Bizde değişen bir şey yok. Bir ay içinde netice alırız" dediğini belirtiyor. Bu resmen paralel suç örgütünün itirafı gibi bir olgu. Mahçupyan iki gün önce kaleme aldığı yazısında, bahsi geçen diyalogla ilgili; "
Konuşma sessiz bir ana rastladığı için herkesin duymuş olması beklenir. Cevaptan sonra bir an sessizlik olması da bu cevabın ne anlama geldiğinin hazirun tarafından gayet iyi anlaşıldığının göstergesi olmalı" yorumunda bulunuyor. Elbette ismi geçen dernek de Mahçupyan'ın anlattığı gerçekleri inkâr ediyor. Paralel yalanların sınırı olmadığını son 1 yılda Türkiye gördü. Fakat Türkiye toplumu Mahçupyan'ın hayatı boyu yalan söylememiş, her koşulda dürüstlükten taviz vermemiş bir entelektüel olduğunu iyi biliyor.
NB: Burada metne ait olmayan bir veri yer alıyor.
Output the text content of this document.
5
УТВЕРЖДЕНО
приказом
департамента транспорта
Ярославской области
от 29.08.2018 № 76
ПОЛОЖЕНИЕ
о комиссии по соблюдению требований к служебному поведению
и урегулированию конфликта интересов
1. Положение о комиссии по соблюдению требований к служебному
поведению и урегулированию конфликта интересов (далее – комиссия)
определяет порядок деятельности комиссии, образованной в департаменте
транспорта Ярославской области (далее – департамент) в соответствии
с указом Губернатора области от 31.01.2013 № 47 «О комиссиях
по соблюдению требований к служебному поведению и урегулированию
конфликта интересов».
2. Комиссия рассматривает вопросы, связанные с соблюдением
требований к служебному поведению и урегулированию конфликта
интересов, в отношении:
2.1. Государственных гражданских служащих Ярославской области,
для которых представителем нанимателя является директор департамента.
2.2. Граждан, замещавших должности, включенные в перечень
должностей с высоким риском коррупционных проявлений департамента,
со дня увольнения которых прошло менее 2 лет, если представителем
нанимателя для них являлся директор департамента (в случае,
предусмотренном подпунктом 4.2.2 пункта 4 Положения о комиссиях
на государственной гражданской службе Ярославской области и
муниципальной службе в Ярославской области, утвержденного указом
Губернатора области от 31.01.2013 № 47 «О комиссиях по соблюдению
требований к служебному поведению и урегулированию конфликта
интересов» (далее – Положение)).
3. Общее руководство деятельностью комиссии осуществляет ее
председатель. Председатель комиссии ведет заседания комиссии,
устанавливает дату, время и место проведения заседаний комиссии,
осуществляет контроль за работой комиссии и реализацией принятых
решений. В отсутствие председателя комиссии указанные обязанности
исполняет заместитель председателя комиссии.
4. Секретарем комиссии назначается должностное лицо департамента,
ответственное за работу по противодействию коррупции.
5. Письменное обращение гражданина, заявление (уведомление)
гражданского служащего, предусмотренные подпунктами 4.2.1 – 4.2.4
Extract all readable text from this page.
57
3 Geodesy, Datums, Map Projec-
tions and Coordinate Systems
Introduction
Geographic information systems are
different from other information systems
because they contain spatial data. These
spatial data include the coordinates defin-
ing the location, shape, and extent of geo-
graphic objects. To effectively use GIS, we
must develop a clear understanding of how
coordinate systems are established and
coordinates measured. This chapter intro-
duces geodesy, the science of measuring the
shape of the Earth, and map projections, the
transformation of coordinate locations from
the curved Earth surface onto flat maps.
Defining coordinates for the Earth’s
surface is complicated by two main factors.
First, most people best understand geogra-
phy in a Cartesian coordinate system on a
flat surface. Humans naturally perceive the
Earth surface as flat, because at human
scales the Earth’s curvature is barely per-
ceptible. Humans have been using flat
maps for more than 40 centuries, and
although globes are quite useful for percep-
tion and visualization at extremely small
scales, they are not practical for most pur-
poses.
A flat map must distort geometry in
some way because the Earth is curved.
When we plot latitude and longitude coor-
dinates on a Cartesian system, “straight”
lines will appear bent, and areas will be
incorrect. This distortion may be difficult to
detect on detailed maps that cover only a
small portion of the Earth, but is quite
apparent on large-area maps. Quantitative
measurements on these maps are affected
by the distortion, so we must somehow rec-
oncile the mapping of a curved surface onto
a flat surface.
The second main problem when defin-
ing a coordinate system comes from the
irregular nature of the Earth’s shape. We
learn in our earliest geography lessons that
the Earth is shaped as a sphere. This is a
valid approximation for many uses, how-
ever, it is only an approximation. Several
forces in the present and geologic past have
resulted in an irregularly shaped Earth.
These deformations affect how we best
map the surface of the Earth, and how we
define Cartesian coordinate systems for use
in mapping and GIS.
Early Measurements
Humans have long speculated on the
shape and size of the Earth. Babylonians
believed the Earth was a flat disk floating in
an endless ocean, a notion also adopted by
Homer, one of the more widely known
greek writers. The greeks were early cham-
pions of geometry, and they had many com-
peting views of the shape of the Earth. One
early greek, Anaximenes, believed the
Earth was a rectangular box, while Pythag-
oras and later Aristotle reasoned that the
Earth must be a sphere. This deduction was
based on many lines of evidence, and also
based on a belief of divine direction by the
Hüseyin Gülerce de anlattığı somut olaylarla Mahçupyan'ı destekliyor. Gülerce ve Mahçupyan'ın tanıklıkları Türkiye için çok önemlidir. Aralık-Ocak 2014 itibariyle Pensilvanya ve paralel yapı Erdoğan'ı devirip içeri tıktıracaklarına emindi.
***
Aslında Mahçupyan cemaat bu rezil darbe sürecine girmesin diye çok çabaladı. Elinden geldiğince cemaatin bu gayrimeşru yola girmemesi için gayret gösterdi. Mahçupyan ve cemaat ilişkisi için o süreçte ben de aynen şöyle yazmıştım:
Bir insanın ya da bir grubun başına gelebilecek en kötü şeylerden biri gerçeklerden kopma halidir. Kendinizi mehdi zannedersiniz ve herkesin buna inanmasını istersiniz. İnsanlar böyle kişilerden korktuğu için yüzlerine gülerler ve durumu çaktırmazlar ama aslında herkes bu kişinin deli olduğunu düşünür. Zor olan böyle bir zihinsel durumdaki dostuna gerçeği güzelce söyleyebilmektir. O dostun normale dönmesinin yolu doğru teşhisin dürüstçe söylenmesinden geçer. Mutlu olsun diye dostunu kandırmak aslında ihanetin bir çeşididir. Doğru teşhis zaten doğru tedaviyi de yanında getirecektir.
***
İşte Mahçupyan Cemaat'e hep gerçekleri söyleyen böyle dost bir adamdı. Cemaatin ortak aklı Mahçupyan'ın sesini dinleseydi şu an bu sefil hale düşmezlerdi. Hayattan kopmuş ve hurafelerle kafayı üşütmüş imamlarını dinlediler ve 40 yıllık bir birikimi heba ettiler. Cemaatin en temel ihtiyacı mevcut durumun doğru teşhis ve tahlil edilmesiydi. Oysa cemaat profesyonelleri imamlarının gördükleri rüyalara inandı.
***
Sonunda gerçekleri duymaya dayanamadılar ve teşhisleri her zaman doğru çıkmış bir adam olan Mahçupyan'ı da kaybettiler. Mahçupyan kadar değerli bir aydın olan Gülay Göktürk'e de benzer davranma ihtimalleri kuvvetli. Hüseyin Gülerce'yi çoktan harcadılar. O da kovulmadan kendi ayrıldı ve cemaat defterini tamamen kapadı. Daha evvel yazmıştım. Şimdi yine yazıyorum. İşte Mahçupyan'ın son 8 ay içinde yazdıklarından örnekler. Hepsi doğru çıktı bu teşhislerin. Hurafeler değil hakikatler hükmünü icra eder. İmamları değil Mahçupyan'ı dinleyecektiniz... Allah taksiratınızı affetsin.